The large quantities of gold and crude oil exported by Ghana in 2022, the Monetary Policy Report of the Bank of Ghana (BoG) has revealed contributed largely to the country’s trade balance, increasing it from 1.4% in 2021 to 3.8% in 2022.
Total exports in 2022, according to the Report from the central bank includes: gold, cocoa beans, cocoa products, crude oil, amongst others. Gold and Crude oil exports however constituted the largest exported commodities in 2022, thereby moving the trade balance of the country from US$14.73 billion to US$17.41 billion, increasing by 3.8 percent if expressed as a percentage of GDP.
“Crude oil export receipts increased by 37.5 percent to US$5.43 billion mainly due to higher prices. Gold export receipts increased by 30.0 percent to US$6.6 billion driven by higher volumes of gold production largely from small scale gold mining companies.”
BoG’s Monetary Policy Report
While exports of gold and crude oil increased, that for cocoa products and beans as well as its products, were observed to have declined by 22.0 percent to US$2.21 billion.
This reduction is as a result of low production of these commodities in the country. Moving forward, government will have to increase production as well as expand the market for cocoa beans and cocoa products in order to maintain a good trade balance.
“The trade account recorded a surplus of US$2.75 billion in 2022 on account of increased export earnings relative to imports, compared with a surplus amount of US$1.10 billion, recorded for 2021.”
BoG’s Monetary Policy Report
With the government making efforts to increase its GDP, by exporting more than its imports, thereby meeting the set 55% target, also with the introduction of its Gold-for-Oil deal, the trade balance this year, 2023 is expected to improve more than it has over the past two years.

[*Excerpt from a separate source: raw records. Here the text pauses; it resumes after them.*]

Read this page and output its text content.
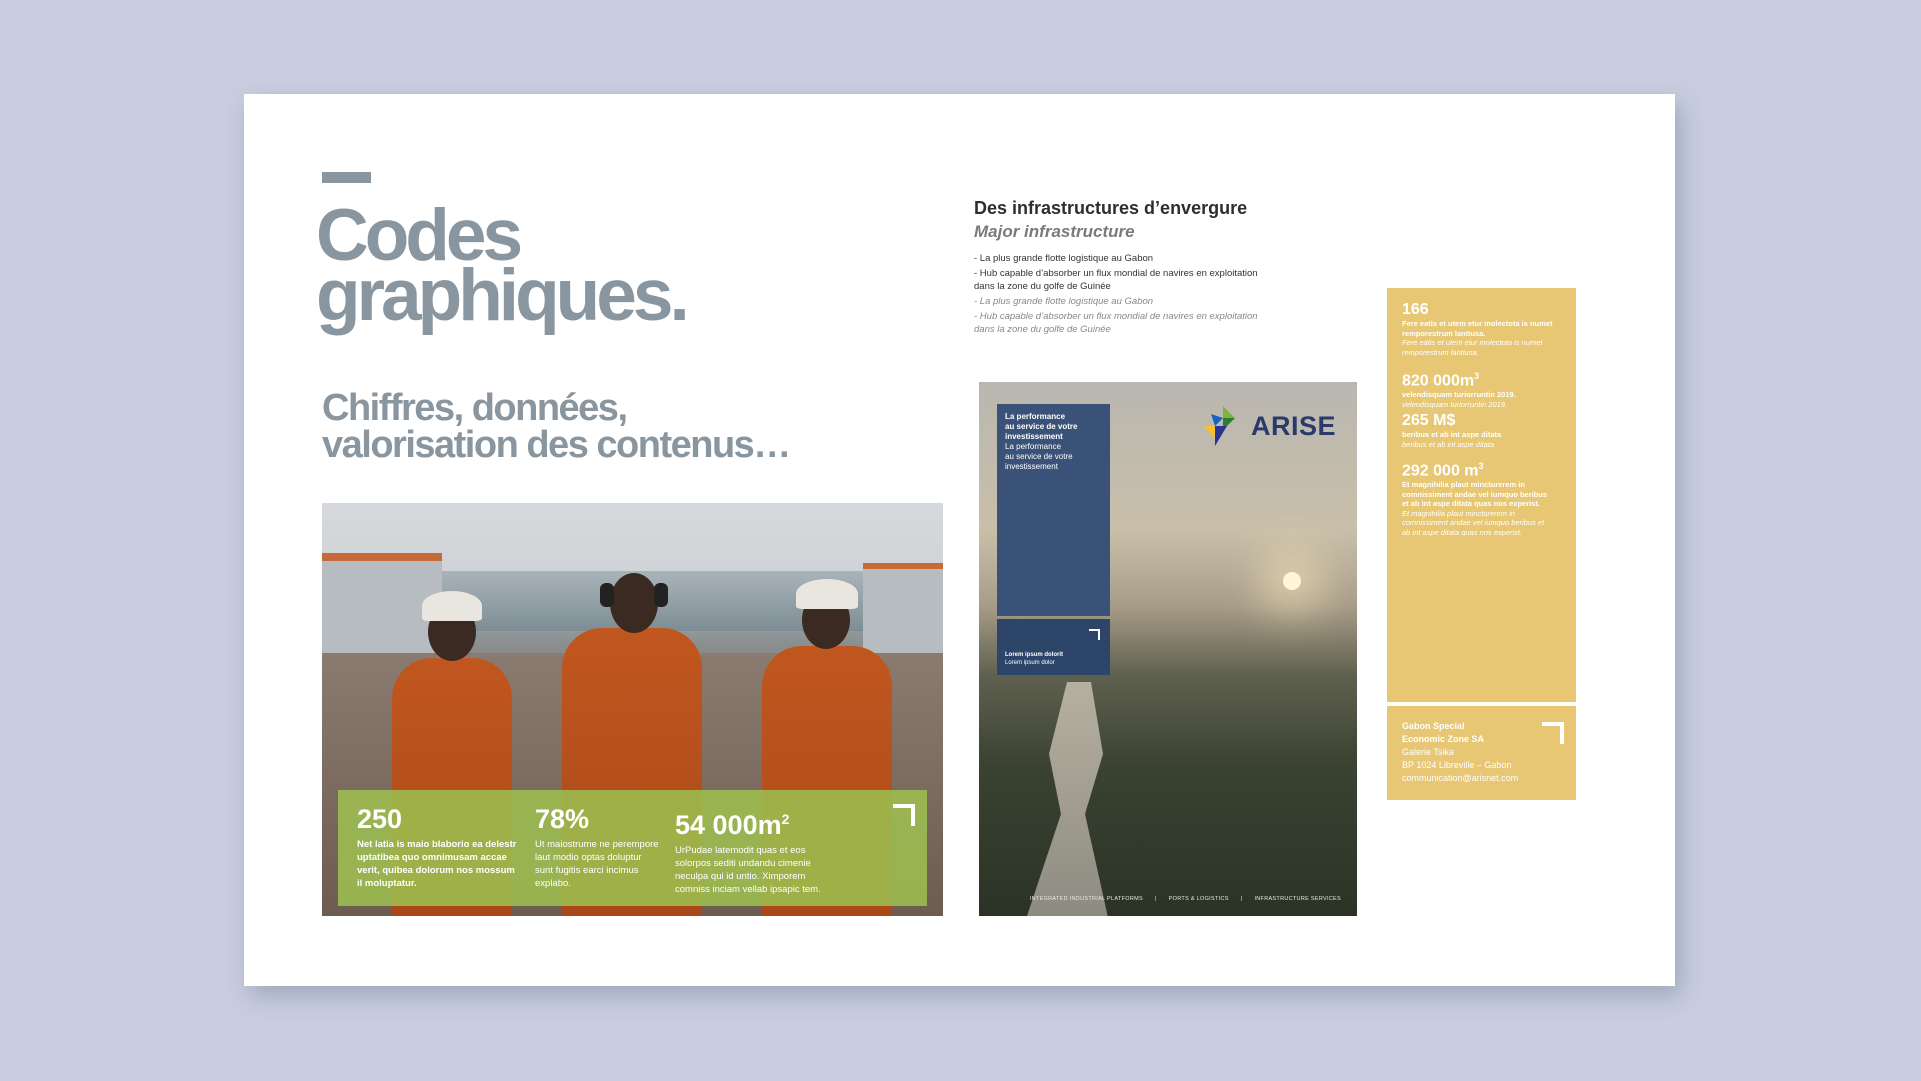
Codes
graphiques.
Chiffres, données,
valorisation des contenus…
250
Net latia is maio blaborio ea delestr uptatibea quo omnimusam accae verit, quibea dolorum nos mossum il moluptatur.
78%
Ut maiostrume ne perempore laut modio optas doluptur sunt fugitis earci incimus explabo.
54 $000m^2$
UrPudae latemodit quas et eos solorpos sediti undandu cimenie neculpa qui id untio. Ximporem comniss inciam vellab ipsapic tem.
Des infrastructures d’envergure
Major infrastructure
- La plus grande flotte logistique au Gabon
- Hub capable d’absorber un flux mondial de navires en exploitation dans la zone du golfe de Guinée
- La plus grande flotte logistique au Gabon
- Hub capable d’absorber un flux mondial de navires en exploitation dans la zone du golfe de Guinée
La performance
au service de votre
investissement
La performance
au service de votre
investissement
Lorem ipsum dolorit
Lorem ipsum dolor
ARISE
INTEGRATED INDUSTRIAL PLATFORMS | PORTS & LOGISTICS | INFRASTRUCTURE SERVICES
166
Fere eatis et utem etur molectota is numet remporestrum lantiusa.
Fere eatis et utem etur molectota is numet remporestrum lantiusa.
820 $000m^3$
velendisquam turiorruntin 2019.
velendisquam turiorruntin 2019.
265 M$
beribus et ab int aspe ditata
beribus et ab int aspe ditata
292 000 $m^3$
Et magnihilia plaut mincturerem in comnissiment andae vel iumquo beribus et ab int aspe ditata quas nos experist.
Et magnihilia plaut mincturerem in comnissiment andae vel iumquo beribus et ab int aspe ditata quas nos experist.
Gabon Special
Economic Zone SA
Galerie Tsika
BP 1024 Libreville – Gabon
communication@arisnet.com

Ghana’s Trade Imports Soar By 7.5%
A look into trade imports for 2022 shows there has been an increase of imports from US$13.63 billion to US$14.65 billion, which indicates that the government has more to do in terms of trimming imports.
“The total import bill increased by 7.5 percent to US$14.65 billion due to higher payments for oil and gas imports. Imports of oil and gas, mainly refined petroleum imports, almost doubled to US$4.7 billion driven largely by higher prices, compared to US$2.7 billion in 2021, an increase of 71.3 percent.”
BoG’s Monetary Policy Report
This means that more attention needs to be directed at oil imports, especially, with the introduction of the Gold-for-Oil policy – which suggests that the country will in 2023 and subsequent years be importing more oil.
Non-oil imports, on the other hand showed a decline by 8.4 percent to US$10.0 billion owing largely to the devaluation of the local currency towards the end of the financial year as well as a slowdown in economic activities during the reference period.
“Non-oil imports by broad economic classification showed a drop-in capital goods imports by 19.0 percent to US$2.1 billion, while consumption goods import also decreased by 7.1 percent to US$1.9 billion.
“In contrast, intermediate goods increased by 2.3 percent to US$5.1 billion. Other goods imports, mainly passenger vehicles, fell by 30.3 percent to US$904.1 million.”
BoG’s Monetary Policy Report
With the implementation of the Gold-for-Oil policy, the statistics clearly show that exports as well as imports will equally be increasing and this will not augur well for the country’s trade balance, especially, if the quantity of oil imported exceeds the quantity of gold exported.
To successfully implement this policy while maintaining a surplus balance, the non-oil components of the country’s imports needs to be slashed, and what this means is that, Ghana has to find a means to generate its own gas and other non-oil products that push its imports up.